Os Estados Unidos, que quase deram por
concluída a missão contra o Estado
Islâmico, se dispõem a deixar à própria sorte os aliados curdos que
o ajudaram a enfrentar o EI e que agora dominam outro terço do país. A Turquia
irrompeu em solo sírio para se apoderar de um cordão de segurança na fronteira
que lhe permita manter a influência sobre os insurgentes do norte. Israel e
outros vizinhos observam atentos as mudanças no tabuleiro sírio para reagir em
função de seus interesses. Estas são as posições do front depois da represália
dos EUA, secundada por França e Reino Unido.
Regime sírio
Domina a chamada Síria útil, as
grandes cidades, o litoral e as regiões férteis. Mediante assédios, ofensivas
esmagadoras e “pactos de reconciliação” (rendição em troca de uma evacuação
segura), está se apoderando dos redutos da oposição. A campanha da Guta
Oriental, na periferia da capital, termina exatamente com o recuo dos rebeldes
de Jaish al Islam depois do bombardeio químico denunciado em Duma. Al Assad praticamente
venceu a guerra, mas mantém-se associado e à mercê de seus aliados de Moscou e
Teerã, que o salvaram a três anos de uma derrota iminente.
Rússia
Vladimir
Putin reforçou o destacamento de sua melhor aviação de combate
na Síria em setembro de 2015. Agiu em defesa de sua única base aeronaval no
Mediterrâneo, apesar de que parece ter ocupado aos poucos o espaço abandonado
por Washington no Oriente Médio. Cerca de 50.000 militares russos passaram em
sucessivas rotações pelo front sírio. Com seus sistemas de mísseis terra-ar
S-400 domina o espaço aéreo, de forma que EUA e Israel notificam o país de seus
voos para evitar enfrentamentos acidentais.
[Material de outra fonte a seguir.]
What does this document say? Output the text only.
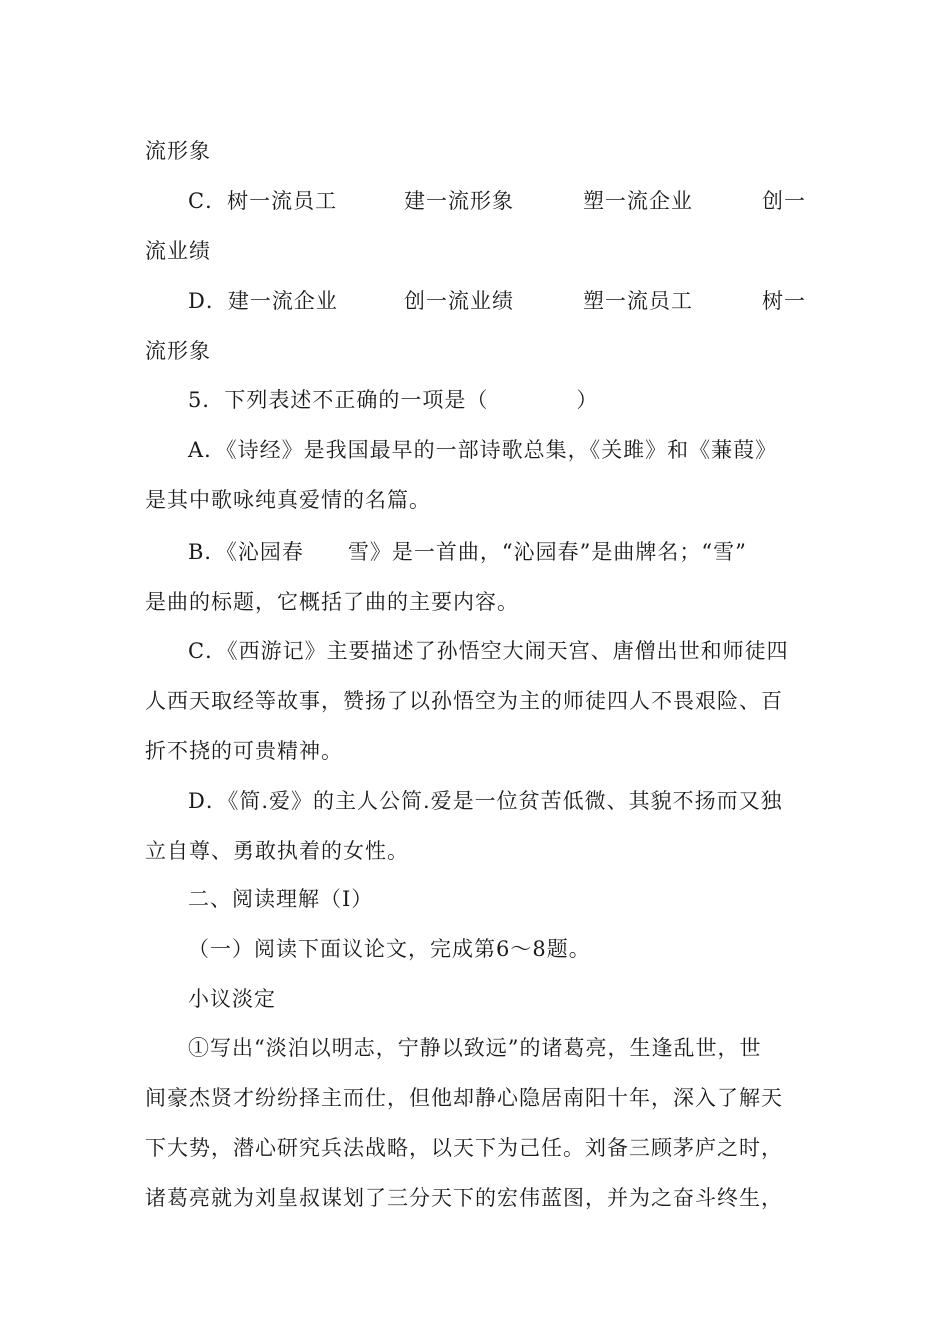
流形象
C．树一流员工	建一流形象	塑一流企业	创一
流业绩
D．建一流企业	创一流业绩	塑一流员工	树一
流形象
5．下列表述不正确的一项是（　　　　）
A．《诗经》是我国最早的一部诗歌总集，《关雎》和《蒹葭》
是其中歌咏纯真爱情的名篇。
B．《沁园春　　雪》是一首曲，“沁园春”是曲牌名；“雪”
是曲的标题，它概括了曲的主要内容。
C．《西游记》主要描述了孙悟空大闹天宫、唐僧出世和师徒四
人西天取经等故事，赞扬了以孙悟空为主的师徒四人不畏艰险、百
折不挠的可贵精神。
D．《简.爱》的主人公简.爱是一位贫苦低微、其貌不扬而又独
立自尊、勇敢执着的女性。
二、阅读理解（Ⅰ）
（一）阅读下面议论文，完成第6～8题。
小议淡定
①写出“淡泊以明志，宁静以致远”的诸葛亮，生逢乱世，世
间豪杰贤才纷纷择主而仕，但他却静心隐居南阳十年，深入了解天
下大势，潜心研究兵法战略，以天下为己任。刘备三顾茅庐之时，
诸葛亮就为刘皇叔谋划了三分天下的宏伟蓝图，并为之奋斗终生，
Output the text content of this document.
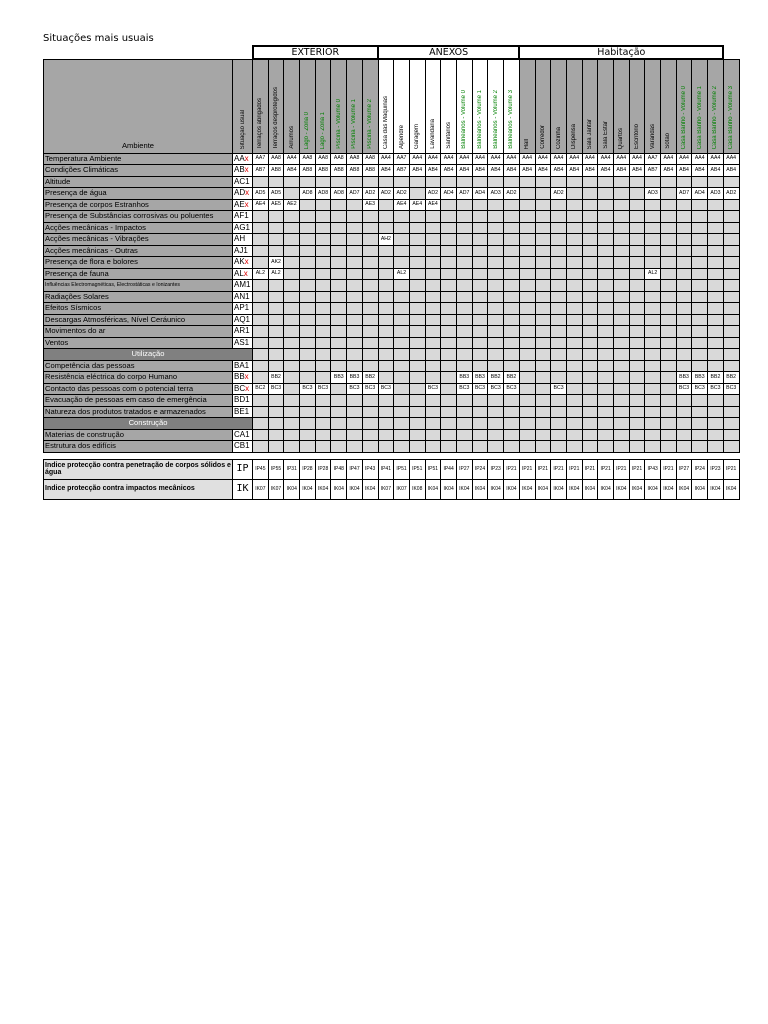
Situações mais usuais
		EXTERIOR								ANEXOS									Habitação													
Ambiente	Situação usual	Terraços abrigados	Terraços desprotegidos	Arrumos	Lago - Zona 0	Lago - Zona 1	Piscina - Volume 0	Piscina - Volume 1	Piscina - Volume 2	Casa das Máquinas	Alpendre	Garagem	Lavandaria	Sanitários	Balneários - Volume 0	Balneários - Volume 1	Balneários - Volume 2	Balneários - Volume 3	Hall	Corredor	Cozinha	Dispensa	Sala Jantar	Sala Estar	Quartos	Escritório	Varandas	Sótão	Casa Banho - Volume 0	Casa Banho - Volume 1	Casa Banho - Volume 2	Casa Banho - Volume 3
Temperatura Ambiente	AAx	AA7	AA8	AA4	AA8	AA8	AA8	AA8	AA8	AA4	AA7	AA4	AA4	AA4	AA4	AA4	AA4	AA4	AA4	AA4	AA4	AA4	AA4	AA4	AA4	AA4	AA7	AA4	AA4	AA4	AA4	AA4
Condições Climáticas	ABx	AB7	AB8	AB4	AB8	AB8	AB8	AB8	AB8	AB4	AB7	AB4	AB4	AB4	AB4	AB4	AB4	AB4	AB4	AB4	AB4	AB4	AB4	AB4	AB4	AB4	AB7	AB4	AB4	AB4	AB4	AB4
Altitude	AC1																															
Presença de água	ADx	AD5	AD5		AD8	AD8	AD8	AD7	AD2	AD2	AD2		AD2	AD4	AD7	AD4	AD3	AD2			AD2						AD3		AD7	AD4	AD3	AD2
Presença de corpos Estranhos	AEx	AE4	AE5	AE2					AE3		AE4	AE4	AE4																			
Presença de Substâncias corrosivas ou poluentes	AF1																															
Acções mecânicas - Impactos	AG1																															
Acções mecânicas - Vibrações	AH									AH2																						
Acções mecânicas - Outras	AJ1																															
Presença de flora e bolores	AKx		AK2																													
Presença de fauna	ALx	AL2	AL2								AL2																AL2					
Influências Electromagnéticas, Electrostáticas e Ionizantes	AM1																															
Radiações Solares	AN1																															
Efeitos Sísmicos	AP1																															
Descargas Atmosféricas, Nível Ceráunico	AQ1																															
Movimentos do ar	AR1																															
Ventos	AS1																															
Utilização																																
Competência das pessoas	BA1																															
Resistência eléctrica do corpo Humano	BBx		BB2				BB3	BB3	BB2						BB3	BB3	BB2	BB2											BB3	BB3	BB2	BB2
Contacto das pessoas com o potencial terra	BCx	BC2	BC3		BC3	BC3		BC3	BC3	BC3			BC3		BC3	BC3	BC3	BC3			BC3								BC3	BC3	BC3	BC3
Evacuação de pessoas em caso de emergência	BD1																															
Natureza dos produtos tratados e armazenados	BE1																															
Construção																																
Materias de construção	CA1																															
Estrutura dos edifícis	CB1																															

Indice protecção contra penetração de corpos sólidos e água	IP	IP45	IP55	IP31	IP28	IP28	IP48	IP47	IP43	IP41	IP51	IP51	IP51	IP44	IP27	IP24	IP23	IP21	IP21	IP21	IP21	IP21	IP21	IP21	IP21	IP21	IP43	IP21	IP27	IP24	IP23	IP21
Indice protecção contra impactos mecânicos	IK	IK07	IK07	IK04	IK04	IK04	IK04	IK04	IK04	IK07	IK07	IK08	IK04	IK04	IK04	IK04	IK04	IK04	IK04	IK04	IK04	IK04	IK04	IK04	IK04	IK04	IK04	IK04	IK04	IK04	IK04	IK04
O Kremlin se apresenta como vencedor
visível do conflito.
Irã e as
milícias xiitas
Os oficiais da Guarda Revolucionária
enquadram dezenas de milhares de milicianos xiitas do Líbano (Hezbollah) e
Iraque, que constituem a verdadeira tropa de choque — e bucha de canhão — das
fileiras governamentais. Teerã tenta
erigir uma “ponte terrestre” até o Líbano passando por Iraque e Síria para
consolidar sua hegemonia sobre três nações com forte prevalência do ramo
muçulmano xiita. Este plano iraniano é visto com preocupação pelo Ocidente.
Oposição
sunita
Centenas de milhares de combatentes de
milícias islâmicas sunitas foram se reagrupando no norte da Síria, na província
de Idlib e em parte da de Alepo, depois de serem expulsos pelo Exército do regime
de seus territórios. Tahrir al-Sham, que integra a antiga Frente al Nusra
(filial da Al Qaeda) e outros grupos salafistas são as forças preponderantes. A
oposição no exílio conseguiu reunir-se em torno de uma plataforma que exige a
saída de Al Assad do poder para poder negociar com o regime.
Milícias
curdas
Mais de 50.000 combatentes curtidos na
luta contra o Estado Islâmico controlam duas terças partes da fronteira com a
Turquia e grandes trechos do vale do Eufrates. Tentam uma aproximação do
Governo de Damasco e da Rússia depois do anunciado recuo dos EUA, que até agora
foram seu principal defensor na contenda.
Estados Unidos
A Casa Branca pretendia retirar os
2.000 a 4.000 militares das forças especiais destacados na Síria para
assessorar as milícias curdas, apesar de o Pentágono considerar a ideia
prematura ainda. O voo dado por Trump depois das denúncias do ataque químico em
Duma pode levar os EUA a reconsiderar a presença militar e seu envolvimento na
guerra. Na campanha eleitoral Trump garantiu que o único objetivo era a derrota
do Estado Islâmico.
Turquia
O Exército de Ancara se apoderou de
uma ampla faixa de território sírio em paralelo à fronteira norte ocidental.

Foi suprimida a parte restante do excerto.